Pray for Christians in India

Pray for Christians in India

Every week, the stories come. A Christian prayer group attacked while meeting in a private home. A local evangelist beaten by a mob and driven from his village. A Christian family forced to flee their home before the rage of an incited band of radicals. Church services disrupted, pastors beaten, church buildings burned down.

The stories usually share a common ending. Police and local authorities do little or nothing to protect the Christians or punish the perpetrators. Often times it is the Christians who are arrested for bringing charges against those who attacked them.

Most of the stories come from India where states such as Orissa, Chhattisgarh, Madhya Pradesh and Gujarat — stretching across the middle of the country — have anti-conversion laws that make it illegal for a Hindu to convert to any other religion. It was in Orissa that Australian Baptist missionary Graham Staines and his two sons were burned to death in their car as they slept and where missionary leaders with decades of service have been expelled.

Now the Vishwa Hindu Parishad (VHP), or World Hindu Council, wants a national anti-conversion law for all of India. On Aug. 25, Mohan Joshi, national secretary of the VHP, said, “The law should have provision to penalize foreign nationals and organizations engaged in conversion with a fine of 10 lakh rupees (or $22,750) and 10 years of imprisonment to effectively check conversion.”

Slightly more than a year ago, India was on the verge of adopting an anti-conversion law. The ruling Bharatiya Janata Party (BJP), a close ally of the VHP, included an anti-conversion plank in its national platform. Only a surprising — or to some, miraculous — defeat of the BJP prevented the proposal from becoming law. Still India ended up on the list of nations about which the United States Commission on International Religious Freedom had special concerns. Last year, India was listed alongside North Korea, Iran, Burma, Sudan and China.

A year later, the notion of a national anti-conversion law is again front-page news. Why?

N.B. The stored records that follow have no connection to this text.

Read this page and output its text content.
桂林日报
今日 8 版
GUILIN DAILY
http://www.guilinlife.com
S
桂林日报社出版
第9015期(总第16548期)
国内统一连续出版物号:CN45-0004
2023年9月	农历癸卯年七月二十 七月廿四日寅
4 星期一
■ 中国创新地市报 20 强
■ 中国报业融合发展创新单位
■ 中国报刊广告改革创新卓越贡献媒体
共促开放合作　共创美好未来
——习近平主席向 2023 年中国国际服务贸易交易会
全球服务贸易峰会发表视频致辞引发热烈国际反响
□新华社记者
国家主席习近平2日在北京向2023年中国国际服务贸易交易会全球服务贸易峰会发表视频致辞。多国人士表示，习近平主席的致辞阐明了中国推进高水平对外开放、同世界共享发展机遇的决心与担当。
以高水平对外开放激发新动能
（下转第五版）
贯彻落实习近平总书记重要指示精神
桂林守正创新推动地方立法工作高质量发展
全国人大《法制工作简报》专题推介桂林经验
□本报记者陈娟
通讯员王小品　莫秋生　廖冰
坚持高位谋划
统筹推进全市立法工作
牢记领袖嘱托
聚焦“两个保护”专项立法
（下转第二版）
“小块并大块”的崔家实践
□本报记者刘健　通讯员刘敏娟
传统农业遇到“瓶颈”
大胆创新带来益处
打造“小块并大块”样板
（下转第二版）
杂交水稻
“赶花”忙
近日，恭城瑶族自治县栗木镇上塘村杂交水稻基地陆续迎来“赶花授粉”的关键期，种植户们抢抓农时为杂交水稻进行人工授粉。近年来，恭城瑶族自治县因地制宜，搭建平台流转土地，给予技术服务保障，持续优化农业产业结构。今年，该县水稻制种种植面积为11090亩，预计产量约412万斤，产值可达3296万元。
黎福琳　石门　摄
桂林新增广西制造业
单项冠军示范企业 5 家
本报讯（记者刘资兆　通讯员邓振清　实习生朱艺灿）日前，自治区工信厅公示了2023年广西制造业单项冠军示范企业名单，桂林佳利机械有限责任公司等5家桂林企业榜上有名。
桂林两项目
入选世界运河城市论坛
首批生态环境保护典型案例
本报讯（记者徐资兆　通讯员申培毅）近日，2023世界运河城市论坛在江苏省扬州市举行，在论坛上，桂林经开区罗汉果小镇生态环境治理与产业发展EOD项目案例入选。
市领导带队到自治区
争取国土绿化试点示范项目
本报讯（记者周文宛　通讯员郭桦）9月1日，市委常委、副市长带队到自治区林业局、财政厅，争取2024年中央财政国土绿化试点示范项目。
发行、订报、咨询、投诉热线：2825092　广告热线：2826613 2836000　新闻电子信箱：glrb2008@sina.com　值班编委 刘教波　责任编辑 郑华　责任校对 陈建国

The answer is simple. Because of the “increasing number of conversions around the country,” to quote Joshi.

India’s more than 1 billion people are 80 percent Hindu. But the second most populous nation in the world has a Muslim population estimated at between 130–150 million. It is the second largest concentration of Muslims in the world and rivals the combined population of all countries in the Arab Middle East.

The Christian population numbers more than 24 million. Some such as the Thomas Christians trace their origins back to the time when the apostle Thomas preached the gospel in India where he was martyred, according to the best records. About 19 million Christians are considered evangelical, including about 2.5 million Baptists.

Though the numbers may sound impressive, the Christian population makes up less than 3 percent of India’s total population. But that is changing. Indian states such as Nagaland and Mizoram are strongly Christian. Nagaland is reportedly 80 percent Christian. These national Christians are strong witnesses and have home missionaries serving in several neighboring states.

According to the International Mission Board (IMB) of the Southern Baptist Convention (SBC), 4,000 new house churches were started in the state of Uttar Pradesh in the last two years. The IMB also reports the founding of 5,000 new churches in north India, locations unspecified, in the last 10 years.

Hindus and Muslims are both responsive to the Christian gospel, the IMB reports. One SBC representative wrote, “With the Muslim devotion to Allah and the Hindus pantheon of 300 million gods, we never hear, ‘Is there a god?’ We hear three questions: ‘Who is god in this place?’ ‘What power does he have?’ ‘How do I get him to help me?’

“For the Christian, that is a great opportunity. Our God is everywhere. He is all powerful. When His children ask for help — He helps.”

The IMB reported 180,000 baptisms from the South Asia region, including India, in 2003. There were dramatic increases in Bible studies and discipleship programs. Obviously God is at work in India.

The growth of Christianity, as well as the growth of Islam, has many Hindu leaders worried. So worried that they have abandoned the traditional toleration of Hinduism and turned to intolerance. They use brute force and intimidation to try and stop the spread of the gospel in villages and among various ethnic and caste groups.

Now the World Hindu Council would make conversion a crime punishable by prison. How fearful they must be of people’s choices once they hear the good news of God’s love made known through Jesus Christ.

Persecution did not stop the church in New Testament times. It will not stop the church in the 21st century. Indian Christians brave the wrath of radical Hindu nationalists every day to preach Jesus Christ. They are a worthy example to those of us in the West who live in security yet fail to witness for our Lord.

Pray for these brave men and women, these Indian Christians, and pray for the political circumstances in which they live. Every person should be free to worship God as conscience dictates without support or hindrance from government authorities. Religious freedom is a God-given right of every person and should not be limited by political power.